Changing Your Priorities When Diagnosed with Breast Cancer
When you have cancer, you’re forced to let go of things. The laundry, cooking, the fast track at work… Let’s face it, fighting cancer trumps all of those. You may have THOUGHT you were in control of your life… uh-uh. No more.
How do you handle this sudden turn of events? You can choose to forge ahead despite your diagnosis, a 120mph bullet train about to hit a patch of very bad track. Or you can slow down, become a “local” rather than an “express,” and handle that bumpy track with ease.
I’ve been there. I know what it’s like to be Superwoman, always winning the awards at work, chairing the committees at church or in the community, baking the very best dessert at every potluck…

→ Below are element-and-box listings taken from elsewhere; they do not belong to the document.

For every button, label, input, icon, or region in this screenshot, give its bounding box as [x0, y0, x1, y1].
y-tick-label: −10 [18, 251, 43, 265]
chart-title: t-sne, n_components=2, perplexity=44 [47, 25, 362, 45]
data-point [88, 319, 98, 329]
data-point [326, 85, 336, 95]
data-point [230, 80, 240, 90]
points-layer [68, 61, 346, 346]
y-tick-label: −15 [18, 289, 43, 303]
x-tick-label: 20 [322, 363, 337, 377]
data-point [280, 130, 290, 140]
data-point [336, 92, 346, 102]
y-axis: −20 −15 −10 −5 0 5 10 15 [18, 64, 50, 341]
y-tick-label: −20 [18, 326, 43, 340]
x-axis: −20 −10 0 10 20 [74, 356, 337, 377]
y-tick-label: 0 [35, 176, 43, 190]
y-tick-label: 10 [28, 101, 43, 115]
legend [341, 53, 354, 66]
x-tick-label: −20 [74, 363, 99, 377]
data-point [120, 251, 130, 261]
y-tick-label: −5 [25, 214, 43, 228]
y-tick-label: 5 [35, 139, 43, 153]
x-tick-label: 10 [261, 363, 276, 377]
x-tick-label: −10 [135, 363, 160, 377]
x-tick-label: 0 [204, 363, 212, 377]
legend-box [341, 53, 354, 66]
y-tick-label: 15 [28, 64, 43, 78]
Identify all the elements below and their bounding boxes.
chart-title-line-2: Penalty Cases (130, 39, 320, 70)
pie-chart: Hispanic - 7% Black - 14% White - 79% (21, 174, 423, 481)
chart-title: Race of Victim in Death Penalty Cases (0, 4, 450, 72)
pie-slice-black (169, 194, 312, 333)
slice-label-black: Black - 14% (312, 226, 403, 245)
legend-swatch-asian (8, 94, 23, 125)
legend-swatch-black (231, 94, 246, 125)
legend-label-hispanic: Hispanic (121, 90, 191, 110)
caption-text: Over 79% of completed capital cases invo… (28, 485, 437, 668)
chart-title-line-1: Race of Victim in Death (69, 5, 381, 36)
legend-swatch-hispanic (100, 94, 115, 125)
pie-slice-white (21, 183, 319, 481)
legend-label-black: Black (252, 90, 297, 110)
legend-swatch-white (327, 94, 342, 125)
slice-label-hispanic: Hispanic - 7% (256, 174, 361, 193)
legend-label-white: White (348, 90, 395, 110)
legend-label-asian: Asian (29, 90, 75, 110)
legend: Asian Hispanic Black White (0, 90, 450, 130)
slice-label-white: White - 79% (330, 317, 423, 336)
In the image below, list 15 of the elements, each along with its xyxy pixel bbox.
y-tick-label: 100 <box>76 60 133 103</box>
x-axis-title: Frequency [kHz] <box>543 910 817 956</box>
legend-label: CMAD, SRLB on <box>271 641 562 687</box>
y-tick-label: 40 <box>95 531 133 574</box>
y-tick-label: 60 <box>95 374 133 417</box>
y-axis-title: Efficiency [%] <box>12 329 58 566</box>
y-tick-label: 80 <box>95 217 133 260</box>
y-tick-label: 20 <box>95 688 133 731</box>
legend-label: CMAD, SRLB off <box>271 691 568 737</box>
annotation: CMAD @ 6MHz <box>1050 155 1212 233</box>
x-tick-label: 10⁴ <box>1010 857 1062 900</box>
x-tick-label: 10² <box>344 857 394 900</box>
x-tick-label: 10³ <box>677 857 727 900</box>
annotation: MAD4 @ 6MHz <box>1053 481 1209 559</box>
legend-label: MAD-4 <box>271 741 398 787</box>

It takes a lot of energy, desire, and organizational skill to retain that place you’ve established at the head of the table. What happens when your energy is gone, your desire centers around simply staying alive, and your organizational skill has disappeared in a chemotherapy-induced fog?
Plain and simple: you change your priorities. You narrow your focus. Some might say you “settle for less,” or “lower your sights.” That’s not how I see it. Settling for less to do, perhaps; or lowering your sights so that you’re not chasing some far-off dream of fame and fortune, but simply doing the best you can for those around you. I think of it as “sitting at the foot of the table.”
I remember hearing in church the parable advising that you not sit at the head of the table, lest someone more important come in and take your place. I have a slightly different take on that: It takes a lot of energy to sit at the head of the table, where much is expected of you in the way of witty repartée, opening wine bottles, and carving turkey.
But sit at the foot, be “just one of the guests,” and nothing is expected of you, save a pleasant demeanor and good manners. The pressure to achieve is off; you can drop a few of those balls you’ve been juggling, and it doesn’t matter. Repeat after me: life goes on, and IT DOESN’T MATTER.
For the past 4 years or so, ever since I finished treatment, I’ve been trying to stay in that calm, low-pressure area I settled into during the months of surgery, chemo, and radiation. I block my ears to the siren song of super-achievement, recognition, and praise at work, choosing instead to spend more time on the things in my life that give me pleasure: Reiki, reading, volunteering. I’ve given up even the pretense of noticing whether or not there are dust bunnies behind the couch; my wonderful husband took over all of the housecleaning when I was ill, and has kept it up ever since.
Make no mistake, I’m a high-energy, conscientious person; always have been, always will be. But I’ve doffed the Superwoman cape. Now I choose to focus my energy at work on positive relationships with my colleagues, on seeing how I can help, rather than compete with them.
And instead of maintaining lots of “acquaintanceships,” fitting them in among committee meetings and loads of laundry, I choose to be a caring friend, one who always has time for a movie, a cup of coffee, or a good, long talk. For me, making those human connections is what it’s all about.
When at last I die, I want to be remembered not for winning awards, but for capturing hearts.